In what way is C simple? Take someone who's got a good background and mind for programming and show them C.

This is a flawed premise. You are positing a hypothetical question and drawing conclusions without any data to show for it. In other words, what you're doing here is blind speculation.

const * char is a pointer to const... I think. Right? Very simple.

"const *char" isn't a valid C construct. I think you meant 'const char *' which is the traditional form to write the more proper 'char const *'. That is a "character constant"-pointer, i.e. a pointer to a character-constant. Contrast with 'char * const' which is a "character"-pointer constant. This is one of the more luxurious features in C, having the ability to keep a close eye on object mutability. How do I pass a constant array in, say, Java? I can't, there's no way to do it.
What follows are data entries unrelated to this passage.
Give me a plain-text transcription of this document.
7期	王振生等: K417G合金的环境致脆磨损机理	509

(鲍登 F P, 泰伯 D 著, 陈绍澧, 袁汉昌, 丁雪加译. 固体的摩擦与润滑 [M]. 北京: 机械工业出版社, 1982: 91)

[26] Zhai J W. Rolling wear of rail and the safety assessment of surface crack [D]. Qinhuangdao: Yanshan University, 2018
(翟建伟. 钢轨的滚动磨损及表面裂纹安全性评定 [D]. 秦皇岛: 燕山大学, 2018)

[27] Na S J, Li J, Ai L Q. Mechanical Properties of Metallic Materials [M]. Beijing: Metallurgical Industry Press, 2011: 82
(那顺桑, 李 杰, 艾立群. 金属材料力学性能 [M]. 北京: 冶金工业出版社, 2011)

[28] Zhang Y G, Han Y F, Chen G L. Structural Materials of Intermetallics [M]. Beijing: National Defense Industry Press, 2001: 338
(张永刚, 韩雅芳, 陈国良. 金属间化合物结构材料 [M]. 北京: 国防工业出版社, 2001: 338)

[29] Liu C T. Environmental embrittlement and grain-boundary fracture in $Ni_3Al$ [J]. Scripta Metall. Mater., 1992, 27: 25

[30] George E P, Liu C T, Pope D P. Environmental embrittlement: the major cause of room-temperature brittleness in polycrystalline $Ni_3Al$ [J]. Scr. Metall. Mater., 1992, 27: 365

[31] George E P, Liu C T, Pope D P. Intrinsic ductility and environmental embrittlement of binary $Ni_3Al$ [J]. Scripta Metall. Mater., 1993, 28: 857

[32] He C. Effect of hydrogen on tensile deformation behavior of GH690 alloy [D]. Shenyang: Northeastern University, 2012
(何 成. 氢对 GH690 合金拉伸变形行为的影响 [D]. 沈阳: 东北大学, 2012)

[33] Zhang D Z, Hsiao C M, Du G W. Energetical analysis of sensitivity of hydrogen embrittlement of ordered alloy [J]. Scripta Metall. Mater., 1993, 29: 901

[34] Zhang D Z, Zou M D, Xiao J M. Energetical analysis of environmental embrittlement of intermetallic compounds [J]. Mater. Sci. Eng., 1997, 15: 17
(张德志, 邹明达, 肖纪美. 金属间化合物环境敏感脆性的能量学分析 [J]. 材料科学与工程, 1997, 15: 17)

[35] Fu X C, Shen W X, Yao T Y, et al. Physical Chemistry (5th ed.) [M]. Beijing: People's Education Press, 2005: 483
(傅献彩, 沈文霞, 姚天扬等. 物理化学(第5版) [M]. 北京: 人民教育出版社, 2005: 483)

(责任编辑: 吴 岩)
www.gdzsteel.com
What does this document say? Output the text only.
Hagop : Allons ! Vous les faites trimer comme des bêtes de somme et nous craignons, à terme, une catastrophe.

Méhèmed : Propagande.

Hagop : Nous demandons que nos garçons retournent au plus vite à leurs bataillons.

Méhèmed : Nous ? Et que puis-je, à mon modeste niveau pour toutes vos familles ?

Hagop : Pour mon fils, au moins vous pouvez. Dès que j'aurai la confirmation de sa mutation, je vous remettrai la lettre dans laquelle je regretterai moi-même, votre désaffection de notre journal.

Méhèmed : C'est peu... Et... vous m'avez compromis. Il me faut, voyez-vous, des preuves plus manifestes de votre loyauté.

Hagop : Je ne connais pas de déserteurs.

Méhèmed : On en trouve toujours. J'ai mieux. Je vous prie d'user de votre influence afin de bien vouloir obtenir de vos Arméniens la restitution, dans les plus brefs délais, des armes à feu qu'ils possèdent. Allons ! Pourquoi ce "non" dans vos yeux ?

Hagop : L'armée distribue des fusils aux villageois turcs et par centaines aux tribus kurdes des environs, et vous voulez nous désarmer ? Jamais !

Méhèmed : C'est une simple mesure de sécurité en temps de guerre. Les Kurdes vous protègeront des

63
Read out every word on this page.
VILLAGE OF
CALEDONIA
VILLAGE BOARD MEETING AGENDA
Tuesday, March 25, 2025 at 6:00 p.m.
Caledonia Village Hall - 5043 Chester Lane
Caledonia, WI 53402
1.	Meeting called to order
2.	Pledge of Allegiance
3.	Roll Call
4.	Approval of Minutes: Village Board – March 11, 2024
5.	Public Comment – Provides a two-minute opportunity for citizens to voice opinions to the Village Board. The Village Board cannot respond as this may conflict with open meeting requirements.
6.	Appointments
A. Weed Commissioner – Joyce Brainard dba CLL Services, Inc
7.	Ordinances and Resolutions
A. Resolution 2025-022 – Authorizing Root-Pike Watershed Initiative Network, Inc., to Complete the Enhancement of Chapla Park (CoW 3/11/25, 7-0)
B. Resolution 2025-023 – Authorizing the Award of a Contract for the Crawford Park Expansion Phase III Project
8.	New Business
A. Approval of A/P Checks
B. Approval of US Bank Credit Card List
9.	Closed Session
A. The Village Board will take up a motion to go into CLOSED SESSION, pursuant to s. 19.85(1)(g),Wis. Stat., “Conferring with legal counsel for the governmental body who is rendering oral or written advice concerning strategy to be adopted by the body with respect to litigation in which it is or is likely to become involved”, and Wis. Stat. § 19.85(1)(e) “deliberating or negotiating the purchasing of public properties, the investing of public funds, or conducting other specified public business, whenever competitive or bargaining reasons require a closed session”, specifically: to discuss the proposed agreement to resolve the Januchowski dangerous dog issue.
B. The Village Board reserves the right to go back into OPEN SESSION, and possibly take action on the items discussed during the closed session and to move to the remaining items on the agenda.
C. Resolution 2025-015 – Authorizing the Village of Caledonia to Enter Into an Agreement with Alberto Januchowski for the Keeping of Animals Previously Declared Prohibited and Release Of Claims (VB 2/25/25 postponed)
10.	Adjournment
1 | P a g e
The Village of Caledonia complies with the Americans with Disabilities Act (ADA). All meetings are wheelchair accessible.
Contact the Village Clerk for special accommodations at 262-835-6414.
The rest of your comment, I have no problem with. C is not a one-size-fits-all solution.

RE[2]: Point by point
by telns on Fri 11th Jan 2013 17:36 in reply to "RE: Point by point"
Member since:
2009-06-18

'Collections.unmodifiableList()' will sometimes answer the need. But you are absolutely right; C has a lot more control.

RE[2]: Point by point
by ingraham on Fri 11th Jan 2013 22:22 in reply to "RE: Point by point"
Member since:
2006-05-20

You are positing a hypothetical question and drawing conclusions without any data to show for it.

Fair enough. I stand by the basic premise, however. Using function pointers to pass a compare function to a sort function is more complicated than blah.sort(). Particularly if your collection has a natural sort order, like strings.

"const *char" isn't a valid C construct.

Ha! Okay, it was 4 in the morning when I wrote that, but the fact that I screwed up my example kinda proves the point.